Sunday, September 11, 2011

9/11+10

We began school Thursday across the parking lot at what is now called Our Lady of Guadalupe Academy, the former St. Anthony's School.  I teach the 8th grade religion class and the second day I looked out at the group and reminded myself that they were between the ages of three and four in 2001.  They obviously have no real memory of September 11, nor any real concept of what the events of that almost preternaturally sunny Tuesday meant.  The world that they have grown up in has been shaped by the war on terrorism, much like my childhood was by the Cold War.  I couldn't imagine a world without the Soviet Union, or the fear of nuclear annihilation.  I grew up after the duck and cover days, and only remember one bomb drill during my elementary school years, when I was in first grade.  I can't say I lived in constant fear and loathing, but I knew the threat existed, and more than once wondered if I would live to see adulthood.

I don't know what's in the heads of these kids.  I know that they have preoccupations that I didn't growing up with in suburban Westchester; gangs are a problem here, the pressure to do drugs, drink and get involved in premarital sex is already upon them.  I'm not sure if they feel any anxiety over the possibility of a dirty bomb going off, or if the sight of one of the low flying jets approaching Newark Airport, right next to us, gives them a slight twinge in the gut.  I know I'm less paranoid now than I was in 2002 or '03, when we had color coded alerts and anthrax scares.  But we still have our reminders that we live in a post-9/11 world; the public service announcements telling us to be suspicious of abandoned bags on subways and the constant war footing that has now become a part of the background noise.  I lived in a time before all this, when you didn't have to empty your pockets before entering Yankee Stadium, or take your belt and shoes off before getting on a plane.  But for those young people, this is life as they've known it; the only normal they've ever experienced. 

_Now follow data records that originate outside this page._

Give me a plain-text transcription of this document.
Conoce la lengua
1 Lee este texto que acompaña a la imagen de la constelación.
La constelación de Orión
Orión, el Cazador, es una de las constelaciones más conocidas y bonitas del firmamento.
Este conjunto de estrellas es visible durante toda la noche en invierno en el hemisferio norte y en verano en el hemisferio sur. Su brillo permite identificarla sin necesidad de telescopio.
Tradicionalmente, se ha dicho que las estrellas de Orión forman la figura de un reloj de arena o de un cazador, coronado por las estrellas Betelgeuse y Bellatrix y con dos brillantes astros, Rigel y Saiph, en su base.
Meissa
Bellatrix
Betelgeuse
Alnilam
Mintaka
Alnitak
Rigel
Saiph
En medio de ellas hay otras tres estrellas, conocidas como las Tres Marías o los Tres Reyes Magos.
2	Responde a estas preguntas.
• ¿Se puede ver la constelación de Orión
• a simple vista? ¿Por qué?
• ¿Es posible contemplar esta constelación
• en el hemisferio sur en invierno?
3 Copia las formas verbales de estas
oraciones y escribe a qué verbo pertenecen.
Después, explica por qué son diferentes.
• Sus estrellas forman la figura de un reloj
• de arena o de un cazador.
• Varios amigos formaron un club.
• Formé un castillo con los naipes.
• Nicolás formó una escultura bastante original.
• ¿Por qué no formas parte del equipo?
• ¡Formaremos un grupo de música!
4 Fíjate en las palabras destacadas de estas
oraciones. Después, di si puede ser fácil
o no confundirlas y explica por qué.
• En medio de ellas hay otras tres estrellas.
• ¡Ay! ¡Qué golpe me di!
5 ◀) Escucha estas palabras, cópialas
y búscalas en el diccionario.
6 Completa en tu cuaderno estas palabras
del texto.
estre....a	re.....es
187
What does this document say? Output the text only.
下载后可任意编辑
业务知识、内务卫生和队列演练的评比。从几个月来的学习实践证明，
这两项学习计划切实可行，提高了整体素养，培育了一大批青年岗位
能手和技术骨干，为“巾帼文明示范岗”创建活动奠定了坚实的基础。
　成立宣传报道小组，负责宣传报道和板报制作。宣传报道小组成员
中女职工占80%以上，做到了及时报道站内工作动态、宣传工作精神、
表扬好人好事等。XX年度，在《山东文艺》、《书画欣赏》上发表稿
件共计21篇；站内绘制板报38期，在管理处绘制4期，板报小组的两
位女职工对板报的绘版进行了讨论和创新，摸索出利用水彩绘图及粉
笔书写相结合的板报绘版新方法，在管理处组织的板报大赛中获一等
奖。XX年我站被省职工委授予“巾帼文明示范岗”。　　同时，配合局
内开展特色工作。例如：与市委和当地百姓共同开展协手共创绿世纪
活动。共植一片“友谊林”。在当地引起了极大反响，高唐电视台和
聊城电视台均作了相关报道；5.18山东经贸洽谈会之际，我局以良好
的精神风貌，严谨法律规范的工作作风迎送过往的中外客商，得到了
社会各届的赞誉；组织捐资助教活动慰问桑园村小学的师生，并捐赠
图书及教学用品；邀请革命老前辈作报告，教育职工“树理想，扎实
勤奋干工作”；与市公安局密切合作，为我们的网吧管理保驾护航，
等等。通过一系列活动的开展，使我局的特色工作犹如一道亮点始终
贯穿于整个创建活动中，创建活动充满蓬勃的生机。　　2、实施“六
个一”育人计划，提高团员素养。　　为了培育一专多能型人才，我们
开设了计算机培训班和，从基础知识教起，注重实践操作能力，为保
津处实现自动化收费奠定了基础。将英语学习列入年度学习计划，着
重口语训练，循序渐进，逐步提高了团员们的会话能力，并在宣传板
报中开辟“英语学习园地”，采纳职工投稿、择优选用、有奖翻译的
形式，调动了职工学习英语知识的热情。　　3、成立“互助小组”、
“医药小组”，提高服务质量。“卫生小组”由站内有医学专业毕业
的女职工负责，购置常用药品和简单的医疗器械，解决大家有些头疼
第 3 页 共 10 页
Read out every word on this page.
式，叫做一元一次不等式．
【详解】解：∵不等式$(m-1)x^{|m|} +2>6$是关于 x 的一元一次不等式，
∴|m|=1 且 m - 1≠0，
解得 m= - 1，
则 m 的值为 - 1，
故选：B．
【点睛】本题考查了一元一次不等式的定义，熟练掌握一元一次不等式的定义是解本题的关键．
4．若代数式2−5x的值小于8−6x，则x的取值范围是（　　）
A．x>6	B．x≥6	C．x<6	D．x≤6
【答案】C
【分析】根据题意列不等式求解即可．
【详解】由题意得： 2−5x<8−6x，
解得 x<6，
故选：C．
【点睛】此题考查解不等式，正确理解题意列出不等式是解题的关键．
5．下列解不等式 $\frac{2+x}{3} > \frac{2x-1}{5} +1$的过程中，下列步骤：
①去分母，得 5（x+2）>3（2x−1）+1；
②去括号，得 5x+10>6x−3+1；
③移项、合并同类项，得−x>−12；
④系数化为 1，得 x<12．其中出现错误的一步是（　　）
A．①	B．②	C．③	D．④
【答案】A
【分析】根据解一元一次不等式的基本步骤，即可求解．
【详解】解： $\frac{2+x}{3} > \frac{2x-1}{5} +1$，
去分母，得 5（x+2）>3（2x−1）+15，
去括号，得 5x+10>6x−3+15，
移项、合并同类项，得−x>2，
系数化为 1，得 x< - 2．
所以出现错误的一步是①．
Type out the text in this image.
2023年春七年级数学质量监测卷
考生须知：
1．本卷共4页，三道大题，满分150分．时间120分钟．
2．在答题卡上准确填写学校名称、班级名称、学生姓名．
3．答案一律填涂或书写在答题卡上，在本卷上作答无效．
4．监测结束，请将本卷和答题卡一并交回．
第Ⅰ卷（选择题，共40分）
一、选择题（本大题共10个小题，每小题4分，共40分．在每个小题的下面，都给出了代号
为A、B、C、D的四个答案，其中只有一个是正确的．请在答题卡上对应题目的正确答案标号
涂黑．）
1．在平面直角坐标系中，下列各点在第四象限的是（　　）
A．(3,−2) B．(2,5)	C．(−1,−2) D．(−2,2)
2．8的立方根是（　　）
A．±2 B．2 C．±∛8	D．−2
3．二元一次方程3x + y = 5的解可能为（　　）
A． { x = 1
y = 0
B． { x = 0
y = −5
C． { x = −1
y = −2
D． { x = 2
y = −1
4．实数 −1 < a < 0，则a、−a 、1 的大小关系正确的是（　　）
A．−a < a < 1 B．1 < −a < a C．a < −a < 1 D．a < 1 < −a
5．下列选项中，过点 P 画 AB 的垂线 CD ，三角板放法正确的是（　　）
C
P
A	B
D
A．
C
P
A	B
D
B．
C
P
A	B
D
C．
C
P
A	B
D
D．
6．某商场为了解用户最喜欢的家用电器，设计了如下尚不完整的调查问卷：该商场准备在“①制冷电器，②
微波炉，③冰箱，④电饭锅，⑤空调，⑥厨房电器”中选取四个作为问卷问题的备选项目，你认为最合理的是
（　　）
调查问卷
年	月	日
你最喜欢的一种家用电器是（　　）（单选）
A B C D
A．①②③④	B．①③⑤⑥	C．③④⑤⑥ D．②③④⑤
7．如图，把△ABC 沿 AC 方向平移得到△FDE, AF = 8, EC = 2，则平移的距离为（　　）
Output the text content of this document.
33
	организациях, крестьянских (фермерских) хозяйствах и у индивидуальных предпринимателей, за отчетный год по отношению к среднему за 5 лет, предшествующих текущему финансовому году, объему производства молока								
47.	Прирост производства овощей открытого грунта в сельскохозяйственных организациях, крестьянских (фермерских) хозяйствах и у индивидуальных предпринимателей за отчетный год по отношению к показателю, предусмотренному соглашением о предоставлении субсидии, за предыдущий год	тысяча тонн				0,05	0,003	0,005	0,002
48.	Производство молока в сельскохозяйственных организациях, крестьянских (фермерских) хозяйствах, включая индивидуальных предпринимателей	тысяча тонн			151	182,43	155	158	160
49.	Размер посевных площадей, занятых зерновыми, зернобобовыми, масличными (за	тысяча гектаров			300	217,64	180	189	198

Today most of the memorial services and news coverage will focus on remembering the events of ten years ago, and especially the victims.  This is only right.  But I can't help but think of now, and the world our children are inheriting.  I could never have predicted the fall of the Berlin Wall, the symbolic end of the Cold War.  I don't know what the end of the war on terror will look like, but I've got to have the courage to imagine it.  Not so much for me, as for the children, that they might have a chance to shape a new, better reality.